En 2008, selon l’UNPG (Union nationale des producteurs de granulats), la quantité de granulats utilisée en France s’est élevée à 545 millions de tonnes. Sur ce chiffre, 114 millions de tonnes (20,9%) avaient été récupérées de la déconstruction des routes et recyclés sur place et 431 millions (79,1%) étaient des granulats « élaborés ». Sur ces 431 millions de tonnes, 408 provenaient de matériaux naturels (carrières), 8 de granulats artificiels (schistes, laitiers, mâchefers…) et 15 de granulats recyclés (soit 2,8% seulement de l’ensemble).

L’avenir décline deux tendances lourdes qui plaident pour une augmentation, dans les prochaines années, de la production de bétons recyclés.

• D’un côté, de très nombreux bâtiments arrivent en fin de vie et vont devoir être déconstruits. D’où une croissance importante du volume des déchets de construction qui ne pourront pas être uniquement absorbés dans les remblais et autres plateformes de chaussées. Il convient donc de développer et de promouvoir d’autres filières de valorisation de ces déchets.

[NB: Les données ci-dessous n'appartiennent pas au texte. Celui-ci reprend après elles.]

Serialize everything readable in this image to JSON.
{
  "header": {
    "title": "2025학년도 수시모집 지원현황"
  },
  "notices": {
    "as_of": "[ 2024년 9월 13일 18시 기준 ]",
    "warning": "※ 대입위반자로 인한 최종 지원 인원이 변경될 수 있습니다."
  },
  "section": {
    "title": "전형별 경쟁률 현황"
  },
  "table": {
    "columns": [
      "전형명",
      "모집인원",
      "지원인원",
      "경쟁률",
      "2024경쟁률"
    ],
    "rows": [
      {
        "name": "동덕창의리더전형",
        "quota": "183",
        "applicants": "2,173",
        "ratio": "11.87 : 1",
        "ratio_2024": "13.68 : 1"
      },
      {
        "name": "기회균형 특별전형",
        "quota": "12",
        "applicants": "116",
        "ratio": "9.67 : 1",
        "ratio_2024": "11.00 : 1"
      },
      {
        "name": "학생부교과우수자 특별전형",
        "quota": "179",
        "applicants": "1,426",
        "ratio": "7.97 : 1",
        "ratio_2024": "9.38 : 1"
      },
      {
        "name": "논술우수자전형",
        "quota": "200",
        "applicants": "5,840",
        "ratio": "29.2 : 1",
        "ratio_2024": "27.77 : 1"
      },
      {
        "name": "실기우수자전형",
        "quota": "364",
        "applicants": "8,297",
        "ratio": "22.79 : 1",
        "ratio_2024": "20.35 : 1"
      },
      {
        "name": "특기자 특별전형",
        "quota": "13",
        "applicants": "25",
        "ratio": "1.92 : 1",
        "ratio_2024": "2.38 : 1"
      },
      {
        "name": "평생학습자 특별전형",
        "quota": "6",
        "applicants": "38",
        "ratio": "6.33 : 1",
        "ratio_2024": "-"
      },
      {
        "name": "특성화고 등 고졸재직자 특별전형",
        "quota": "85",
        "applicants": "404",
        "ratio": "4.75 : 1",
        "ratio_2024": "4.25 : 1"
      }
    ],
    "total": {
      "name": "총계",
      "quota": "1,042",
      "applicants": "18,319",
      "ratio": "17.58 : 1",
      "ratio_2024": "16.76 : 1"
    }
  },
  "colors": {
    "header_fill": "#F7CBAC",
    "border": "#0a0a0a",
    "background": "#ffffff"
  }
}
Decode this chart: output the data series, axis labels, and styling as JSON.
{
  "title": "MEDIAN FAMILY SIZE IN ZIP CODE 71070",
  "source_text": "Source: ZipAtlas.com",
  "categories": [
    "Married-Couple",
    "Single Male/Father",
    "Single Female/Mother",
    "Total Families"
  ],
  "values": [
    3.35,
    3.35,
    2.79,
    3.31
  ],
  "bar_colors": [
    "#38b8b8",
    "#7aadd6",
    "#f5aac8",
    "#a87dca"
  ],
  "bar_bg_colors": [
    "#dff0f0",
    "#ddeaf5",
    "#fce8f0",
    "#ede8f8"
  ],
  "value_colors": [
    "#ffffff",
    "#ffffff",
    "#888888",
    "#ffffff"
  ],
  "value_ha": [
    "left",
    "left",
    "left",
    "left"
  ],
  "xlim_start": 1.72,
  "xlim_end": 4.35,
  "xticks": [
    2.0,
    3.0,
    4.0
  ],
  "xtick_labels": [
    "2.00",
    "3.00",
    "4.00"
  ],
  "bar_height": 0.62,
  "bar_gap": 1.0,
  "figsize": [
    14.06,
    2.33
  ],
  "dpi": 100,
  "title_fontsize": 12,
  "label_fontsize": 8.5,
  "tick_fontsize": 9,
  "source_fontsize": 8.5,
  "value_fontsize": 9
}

• De l’autre côté, la demande de granulats ne va pas fortement augmenter. En effet, le secteur de la construction est davantage - et pour longtemps - dans un cycle de rénovation plutôt que de neuf. En outre, l’ouverture de carrières sur le territoire devient de plus en plus complexe pour des raisons environnementales, administratives ou d’acceptabilité sociale.

Une thèse confortée par le Projet national de R&D « recybéton »

C’est pourquoi dès 2008, le LCPC, devenu début 2011 l’Ifsttar (Institut français des sciences et technologies des transports, de l’aménagement et des réseaux), a décidé de lancer une recherche partenariale sur le recyclage du béton concassé en tant que granulat pour les bétons. Elle s’est déroulée sous la forme d’une thèse de doctorat, dans le cadre d’une Convention industrielle de formation pour la recherche (CIFRE) et cofinancée par les grands acteurs de la profession : ATILH (Association Technique de l’Industrie des Liants Hydrauliques), Cimbéton, Ifsttar, SNBPE (Syndicat national du béton prêt à l’emploi), SPECBEA (Syndicat professionnel des entreprises de chaussées en béton et d’équipement annexes), UNPG avec l’appui d’AdP (Aéroports de Paris).

Cette thèse intitulée « (Multi)- Recyclage du béton hydraulique » a été réalisée par Duc-Tung Dao et soutenue le 29 mars 2012, François de Larrard et Thierry Sedran de l’Ifsttar étant respectivement le directeur de thèse et l’encadrant.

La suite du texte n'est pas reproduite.